Even under the best of circumstances, understanding your yearly tax filing can be a colossal challenge. Confusion surrounding taxes can have substantial financial ramifications for your family. Of the 1 million individual return audits that took place in 2016, more than 23,000 taxpayers disputed the $1.6 billion of additional tax suggested by auditors’ findings. Understanding exactly what you owe is extremely important for your economic well-being.
That in itself is going to prove difficult for Americans in the next year or two, considering that the Republican party has kept much of the new tax plan under wraps.
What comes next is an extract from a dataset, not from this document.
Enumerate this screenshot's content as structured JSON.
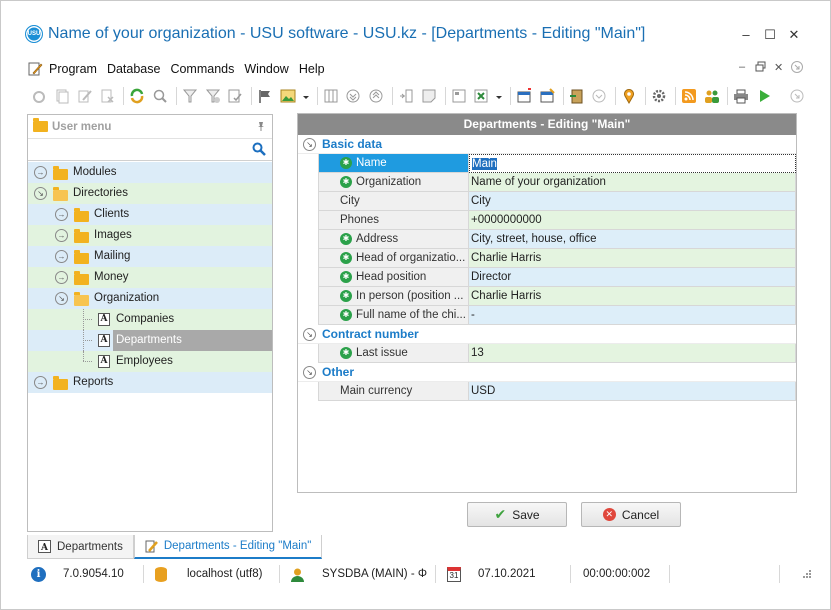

More details continue to emerge about the tax plan by the day, but taxpayers will still undoubtedly have questions about how these changes will impact them in 2018 and 2019. We’re highlighting some main points to know.
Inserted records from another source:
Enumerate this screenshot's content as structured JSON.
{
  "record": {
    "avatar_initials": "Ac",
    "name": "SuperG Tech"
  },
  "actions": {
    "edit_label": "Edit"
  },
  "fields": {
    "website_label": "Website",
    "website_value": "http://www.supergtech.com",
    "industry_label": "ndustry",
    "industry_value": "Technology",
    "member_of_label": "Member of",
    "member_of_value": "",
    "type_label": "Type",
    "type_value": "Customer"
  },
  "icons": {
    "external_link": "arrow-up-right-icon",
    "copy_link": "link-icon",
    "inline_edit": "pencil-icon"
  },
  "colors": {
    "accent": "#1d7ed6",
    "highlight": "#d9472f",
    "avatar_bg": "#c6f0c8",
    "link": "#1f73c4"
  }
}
Tax Brackets: Changing Income Ranges
While the House’s initial tax proposal included reducing the number of income brackets, the final version of the tax plan keeps the seven-bracket design. However, the income ranges within those brackets (and, in some cases, the percentage they’re taxed) will change. The most noticeable place this occurs is within the fourth, fifth, and sixth brackets. Under the new plan, single filers making $200,000 or more a year will be charged 35% to 37%, and the income ranges are switched around a bit. There is some good news for certain Americans here: it’s likely that if you’re a salaried employee and don’t receive a raise in 2018, you’ll probably owe a little less in federal taxable income. Keep in mind that these income bracket changes will apply to incomes earned throughout 2018 (for which you’ll pay taxes in April of 2019). None of the changes to Trump’s tax code will apply when you prepare your taxes this April (which pertains to your 2016 income).
Homeowners May Lose Big
Homeowners who live in costlier areas may be unhappy to learn that the new tax bill places limits on deductions that can be made for property taxes and state and local income taxes, capping out at a combined $10,000. Californians and New Yorkers, who live in areas where homes are expensive and property taxes are soaring, may find that they’ll have to pay more in April 2019 for their 2018 taxes.
To make matters worse, the new tax bill specifically prohibits prepaying 2018 state and local income taxes, so you won’t be able to pay those with the benefits of the current law. However, the bill doesn’t say you can’t pay your property taxes early. Many advisors have told their clients to pre-pay property taxes by the end of this year so they can take advantage of the savings. To do this, residents will have to check with their county to see whether doing so is allowed.
Deductions And Take-Home Pay Could Improve
According to a 2017 online survey conducted by NerdWallet and Harris Poll, 32% of Americans say they make enough to just make ends meet. There might be some good news for Americans living paycheck-to-paycheck, as the changes to tax withholding rates may give you a bit more take-home pay — and that could take effect earlier than you might think. For some, take-home pay could increase as soon as February of 2018. In addition, if you choose to take standard deductions instead of itemizing them, you could benefit from those rates that have essentially doubled for single and joint tax payers. However, if you itemize, you won’t be able to claim alimony payments or even money spent out-of-pocket for work purposes. In essence, the effect of the tax bill in this area might depend more on what you do than how much you’re actually paid for it.
There are also changes being made to deductions on vacation home loans, mortgage interest deduction limits, and more. Be sure to seek out tax help from a professional if you need further clarification on how the new tax plan will impact you and your family.